Many unrepresented employees contact the Fair Work Commission assuming that it will give them free legal advice. It does not. It does provide sound information usually about an Unfair Dismissal claim and how to make an Unfair Dismissal claim. Following this, many dismissed workers make Unfair Dismissal claims but instead, should have made a wrongful or an unlawful dismissal claim. Regrettably, when they later take legal advice they discover their mistake but it is far too late to change course.
So, what are the consequences of being on the wrong pathway?
A recent example of an employee who filed for a case of Unfair Dismissal which failed but might have succeeded for wrongful or unlawful dismissal was the case of Luke Urso v QF Cabin Crew Australia Pty Limited T/A QCCA heard before Ms Lyndall Dean – FWC Deputy President.
Mr Urso, a Qantas flight attendant, was dismissed as a result of his failure to attend work due to illness. During a layover in New York, Mr Urso and his colleagues visited a bar where he drank alcohol and became so ill that he was required to go to hospital.
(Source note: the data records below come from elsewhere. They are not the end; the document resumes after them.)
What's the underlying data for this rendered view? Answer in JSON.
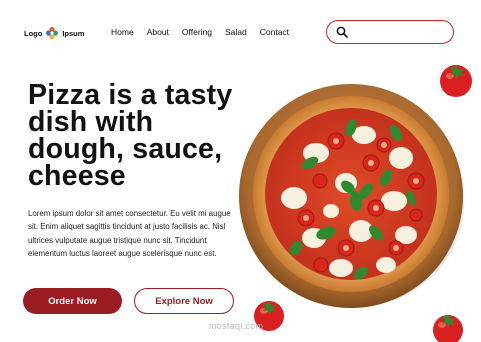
{
  "nav": {
    "logo_left": "Logo",
    "logo_right": "Ipsum",
    "links": [
      "Home",
      "About",
      "Offering",
      "Salad",
      "Contact"
    ],
    "search_placeholder": ""
  },
  "hero": {
    "headline": "Pizza is a tasty dish with dough, sauce, cheese",
    "description": "Lorem ipsum dolor sit amet consectetur. Eu velit mi augue sit. Enim aliquet sagittis tincidunt at justo facilisis ac. Nisl ultrices vulputate augue tristique nunc sit. Tincidunt elementum luctus laoreet augue scelerisque nunc est.",
    "primary_button": "Order Now",
    "secondary_button": "Explore Now"
  },
  "watermark": "mostaql.com",
  "colors": {
    "accent": "#9b1c22",
    "search_border": "#c0282e",
    "tomato": "#d91f1f",
    "board": "#b87a3d"
  },
  "icons": [
    "logo-flower-icon",
    "search-icon",
    "pizza-image",
    "tomato-image"
  ]
}
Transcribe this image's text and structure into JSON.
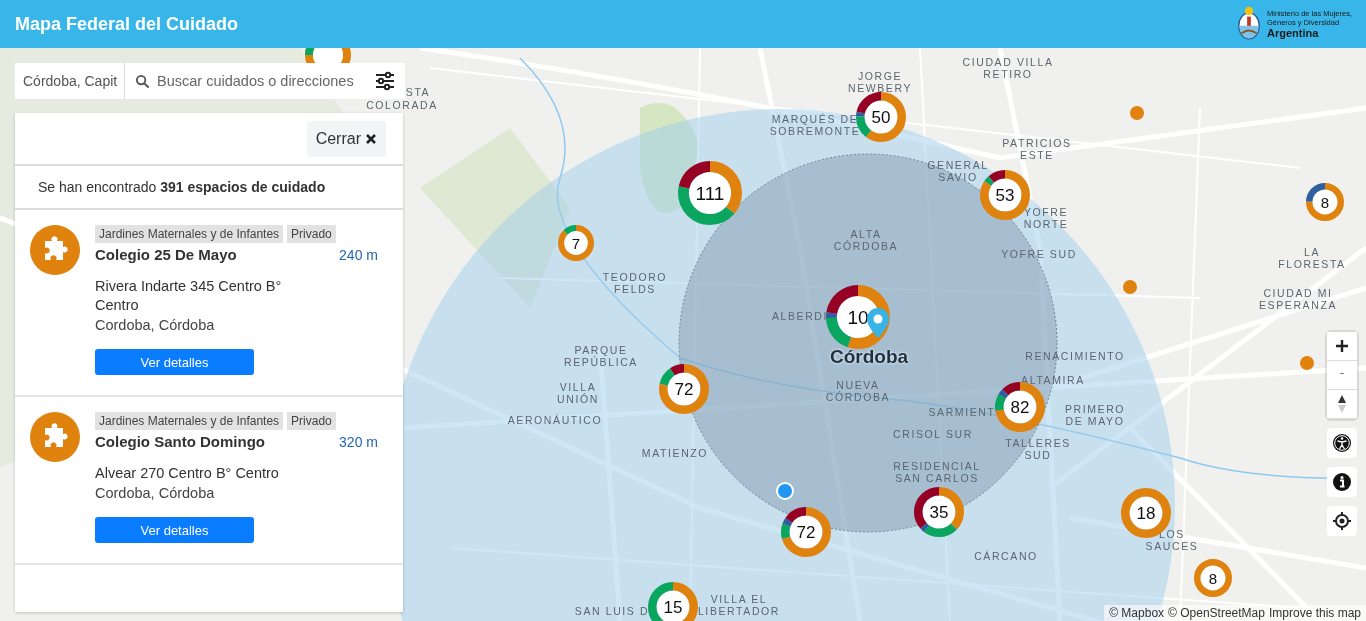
{
  "header": {
    "title": "Mapa Federal del Cuidado",
    "ministry_lines": [
      "Ministerio de las Mujeres,",
      "Géneros y Diversidad"
    ],
    "country": "Argentina"
  },
  "search": {
    "location": "Córdoba, Capit",
    "placeholder": "Buscar cuidados o direcciones"
  },
  "results_panel": {
    "close_label": "Cerrar",
    "summary": "Se han encontrado **391 espacios de cuidado**",
    "results": [
      {
        "category": "Jardines Maternales y de Infantes",
        "sector": "Privado",
        "name": "Colegio 25 De Mayo",
        "distance": "240 m",
        "address": "Rivera Indarte 345 Centro B° Centro",
        "city": "Cordoba, Córdoba",
        "button": "Ver detalles"
      },
      {
        "category": "Jardines Maternales y de Infantes",
        "sector": "Privado",
        "name": "Colegio Santo Domingo",
        "distance": "320 m",
        "address": "Alvear 270 Centro B° Centro",
        "city": "Cordoba, Córdoba",
        "button": "Ver detalles"
      }
    ]
  },
  "map": {
    "city_label": "Córdoba",
    "place_labels": [
      "JORGE\nNEWBERY",
      "CIUDAD VILLA\nRETIRO",
      "STA",
      "COLORADA",
      "MARQUÉS DE\nSOBREMONTE",
      "PATRICIOS\nESTE",
      "GENERAL\nSAVIO",
      "YOFRE\nNORTE",
      "ALTA\nCÓRDOBA",
      "YOFRE SUD",
      "LA\nFLORESTA",
      "TEODORO\nFELDS",
      "CIUDAD MI\nESPERANZA",
      "ALBERDI",
      "PARQUE\nREPÚBLICA",
      "RENACIMIENTO",
      "VILLA\nUNIÓN",
      "NUEVA\nCÓRDOBA",
      "ALTAMIRA",
      "AERONÁUTICO",
      "SARMIENT",
      "PRIMERO\nDE MAYO",
      "MATIENZO",
      "CRISOL SUR",
      "TALLERES\nSUD",
      "RESIDENCIAL\nSAN CARLOS",
      "LOS\nSAUCES",
      "CÁRCANO",
      "SAN LUIS D",
      "VILLA EL\nLIBERTADOR"
    ],
    "clusters": [
      {
        "count": "50"
      },
      {
        "count": "111"
      },
      {
        "count": "7"
      },
      {
        "count": "53"
      },
      {
        "count": "8"
      },
      {
        "count": "10"
      },
      {
        "count": "72"
      },
      {
        "count": "82"
      },
      {
        "count": "72"
      },
      {
        "count": "35"
      },
      {
        "count": "18"
      },
      {
        "count": "8"
      },
      {
        "count": "15"
      }
    ],
    "attribution": [
      "© Mapbox",
      "© OpenStreetMap",
      "Improve this map"
    ]
  }
}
After being discharged, Mr Urso informed Qantas that he was too unwell to attend his shift and was subsequently dismissed.
In his unfair dismissal claim, Mr Urso stated that his drink was spiked and maintains the fact that he had only consumed five drinks that evening. Furthermore, he had recently undergone heart surgery and was required to take medication during his recovery. His illness from the alcohol coupled with the fact that he was also required to take his medication formed a sound reason of why Mr Urso’s was unable to attend to his flight duties that day. However, these claims were ultimately rejected by the Fair Work Commission. Finding that he did not follow Qantas Rules regarding him to be fit for work
It is clear that Mr Urso’s assertions demonstrate that the dismissal was a direct response to a proposal to exercise a protected workplace right. By notifying his manager of his illness, Mr Urso exercised his right take temporary absence from work due to illness or injury – a protected attribute under the General Protection provisions. Had Mr Urso brought a General Protections claim, he would have had a much greater chance of success.
Unfortunately, Mr Urso’s situation is rather common in the area of employment law.
So, what cause of action should I pursue?
There is considerable overlap between an Unfair Dismissal and a General Protections claim which adds to the difficulty of choosing which action to pursue. While the contextual factors may give rise to both actions, the causes of actions themselves are profoundly different.
Firstly, a dismissal may be deemed ‘unfair’ if an employee was dismissed in a ‘harsh, unjust, or unreasonable’ manner. An example of this would an employer not affording procedural fairness in the process of their dismissal. Alternatively, a General Protection is contravened if the employer takes adverse action against an employee on unlawful grounds, including whether he or she exercises, or proposes to exercise, a workplace right.
It is therefore important, if not, crucial to keep general protections in mind and understand the obligations of an employer to comply with them or otherwise possible penalties in legal action. Unlike unfair dismissal claims, there is no statutory limit that exists for the amount of compensation that may be awarded if an employer is found to have breached the general protections provisions.
Nevertheless, you should obtain legal advice to decide which claim better suits your particular circumstances. The Fair Work Act insists that one course of action must be chosen and that this choice is final.